Alopecia is a condition wherein people experience hair loss not just in their scalp but also in other parts of their body, and the condition can be permanent or temporary. There are multiple causes for this condition, which can include hormonal changes, heredity, and as a normal part of aging. It can be an autoimmune condition in kids, which means that the body’s immune system attacks the follicles in the body from which hair grows. Studies show that about one in every 1,000 children experience it.

What often gets lost in the conversation is how alopecia affects children’s emotions, mental health, and behavior. If your child has been diagnosed with alopecia, here are some ways to support them through their condition.

Keep calm

Once you receive the diagnosis, you must remain calm and objective while still extending compassion. Our kids often take their reaction cues from us, and if they see that you are frantic, distraught, and scared of the condition, they will be too. This is not to say that we will invalidate whatever negative emotions our kids will have about the condition, but they need to know that it’s not the end of the world, and they can learn that from us.

You might be tempted to check your kid’s head every day for patches and how much hair they’re losing, but it might be better for your mental well-being not to. In some cases of alopecia, the hair loss only lasts for a season, and for some, they end up with a completely bald head with hair that never grew back. Whatever the case for your kid, they have to know that they can still live a full and joyous life regardless of what happens in the future.

Slowly make a lifestyle overhaul

With your doctor’s recommendation, make sure that you and your family are using products and consuming meals that can help your child feel supported in the journey. Swap out your old products for an effective shampoo with hair loss treatment to communicate to your child that you’re all in this together. Aside from the hair products, consider changing your diet so that you and your family are consuming meals that help promote healthy hair, not just for your child with the condition but for every member of your family.

child with pigtails

Let them experiment with different hairstyles

Now is a good time to let your kid experiment with what makes them feel good about themselves, hair-wise.
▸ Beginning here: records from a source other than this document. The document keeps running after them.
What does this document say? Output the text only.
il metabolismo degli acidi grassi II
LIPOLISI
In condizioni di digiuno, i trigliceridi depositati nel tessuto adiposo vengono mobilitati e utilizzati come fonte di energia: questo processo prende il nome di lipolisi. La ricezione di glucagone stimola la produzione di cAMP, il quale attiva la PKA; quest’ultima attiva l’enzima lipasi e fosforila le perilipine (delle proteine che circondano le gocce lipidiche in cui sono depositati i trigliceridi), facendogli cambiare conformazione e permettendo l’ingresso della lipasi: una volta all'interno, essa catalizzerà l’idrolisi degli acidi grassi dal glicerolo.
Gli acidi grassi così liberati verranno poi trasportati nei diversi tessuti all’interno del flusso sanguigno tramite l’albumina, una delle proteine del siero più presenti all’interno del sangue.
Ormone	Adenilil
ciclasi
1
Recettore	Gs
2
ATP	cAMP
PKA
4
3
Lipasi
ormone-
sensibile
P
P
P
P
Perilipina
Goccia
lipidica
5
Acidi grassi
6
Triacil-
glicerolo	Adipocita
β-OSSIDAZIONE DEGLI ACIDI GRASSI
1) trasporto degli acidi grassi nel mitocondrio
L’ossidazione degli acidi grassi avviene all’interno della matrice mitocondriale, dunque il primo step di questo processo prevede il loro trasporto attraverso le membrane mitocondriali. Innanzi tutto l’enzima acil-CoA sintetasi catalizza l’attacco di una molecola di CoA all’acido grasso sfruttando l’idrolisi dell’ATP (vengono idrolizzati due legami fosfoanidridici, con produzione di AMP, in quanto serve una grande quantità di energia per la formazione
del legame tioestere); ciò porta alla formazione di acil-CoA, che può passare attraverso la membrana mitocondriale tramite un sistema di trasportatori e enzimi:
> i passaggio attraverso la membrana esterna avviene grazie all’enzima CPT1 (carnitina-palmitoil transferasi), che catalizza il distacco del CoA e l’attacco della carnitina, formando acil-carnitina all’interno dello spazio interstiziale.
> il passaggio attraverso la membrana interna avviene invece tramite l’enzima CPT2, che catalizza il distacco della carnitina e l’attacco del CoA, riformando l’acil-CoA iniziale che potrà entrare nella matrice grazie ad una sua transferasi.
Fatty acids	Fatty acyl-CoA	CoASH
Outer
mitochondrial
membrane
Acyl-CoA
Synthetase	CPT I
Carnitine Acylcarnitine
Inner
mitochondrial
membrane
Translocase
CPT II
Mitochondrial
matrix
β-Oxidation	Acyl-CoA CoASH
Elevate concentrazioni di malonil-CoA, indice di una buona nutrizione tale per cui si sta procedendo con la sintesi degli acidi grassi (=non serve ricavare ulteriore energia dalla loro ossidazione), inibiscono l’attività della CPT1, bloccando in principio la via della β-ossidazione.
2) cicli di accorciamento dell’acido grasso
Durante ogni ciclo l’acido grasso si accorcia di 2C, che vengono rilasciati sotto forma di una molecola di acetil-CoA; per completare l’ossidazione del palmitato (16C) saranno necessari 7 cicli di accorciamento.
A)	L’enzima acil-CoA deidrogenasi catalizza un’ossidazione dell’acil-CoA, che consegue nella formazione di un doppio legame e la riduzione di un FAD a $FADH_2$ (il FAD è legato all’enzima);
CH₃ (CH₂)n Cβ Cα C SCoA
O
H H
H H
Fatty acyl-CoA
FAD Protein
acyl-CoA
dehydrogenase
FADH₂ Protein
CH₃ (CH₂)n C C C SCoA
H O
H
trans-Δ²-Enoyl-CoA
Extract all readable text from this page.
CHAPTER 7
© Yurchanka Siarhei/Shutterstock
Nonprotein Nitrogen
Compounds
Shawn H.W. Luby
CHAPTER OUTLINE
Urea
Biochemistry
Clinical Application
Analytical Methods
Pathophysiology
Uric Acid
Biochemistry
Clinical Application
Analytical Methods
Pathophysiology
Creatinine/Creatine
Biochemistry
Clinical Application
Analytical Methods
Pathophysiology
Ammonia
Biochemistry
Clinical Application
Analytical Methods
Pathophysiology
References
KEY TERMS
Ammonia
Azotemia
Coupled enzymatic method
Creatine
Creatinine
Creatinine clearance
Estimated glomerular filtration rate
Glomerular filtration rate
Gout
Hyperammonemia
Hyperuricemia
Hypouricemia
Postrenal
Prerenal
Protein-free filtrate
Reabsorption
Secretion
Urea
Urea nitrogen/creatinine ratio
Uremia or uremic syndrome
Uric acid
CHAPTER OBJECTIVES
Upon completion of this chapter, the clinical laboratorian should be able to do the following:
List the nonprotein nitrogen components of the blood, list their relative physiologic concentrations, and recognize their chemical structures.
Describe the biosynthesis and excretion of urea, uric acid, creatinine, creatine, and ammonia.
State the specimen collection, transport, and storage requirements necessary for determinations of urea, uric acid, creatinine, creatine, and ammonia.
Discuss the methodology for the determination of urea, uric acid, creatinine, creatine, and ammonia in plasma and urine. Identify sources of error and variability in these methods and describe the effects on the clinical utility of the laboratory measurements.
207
Be flexible with what they can do with their hair. Since balding spots tend to move from one place to another, teach your child that trying different hairstyles can help minimize how the condition will look. Allow your child to choose their own hairpieces and wigs with your support. But remember to tell your kid that it’s not about hiding their condition; it’s about helping them express their natural beauty. Keep everything positive as much as you can.

Encourage them to stay engaged

Kids with alopecia, especially as they slowly continue to lose their hair, tend to feel more withdrawn, isolated, and different from others. They may feel like their daily activities are no longer worth doing and that they would rather stay home and be alone instead of having to explain to their friends what’s happening with their hair. When this happens, here are some tips to help them stay engaged:

  • Hold their hand and don’t invalidate their feelings. If they feel like crying, let them do so. Supporting them means holding space for their pain and not asking them to keep it buried. Let them speak honestly and plainly about how they feel and listen to them well.
  • Prepare them for what’s coming. Helping them understand their condition will make it much easier for them to explain when people ask or when they look. Practice with them so that they’re prepared when someone asks.
  • Build a supportive community around your kid. From relatives to friends from the neighborhood or church, make sure your child is surrounded by people that love them and do not judge them.

With the right practices, enough effort, and a sincere heart, you can help elevate your child’s quality of life even with this condition. Ask for help from their doctors, talk to your child, and lead with love, and you can never go wrong.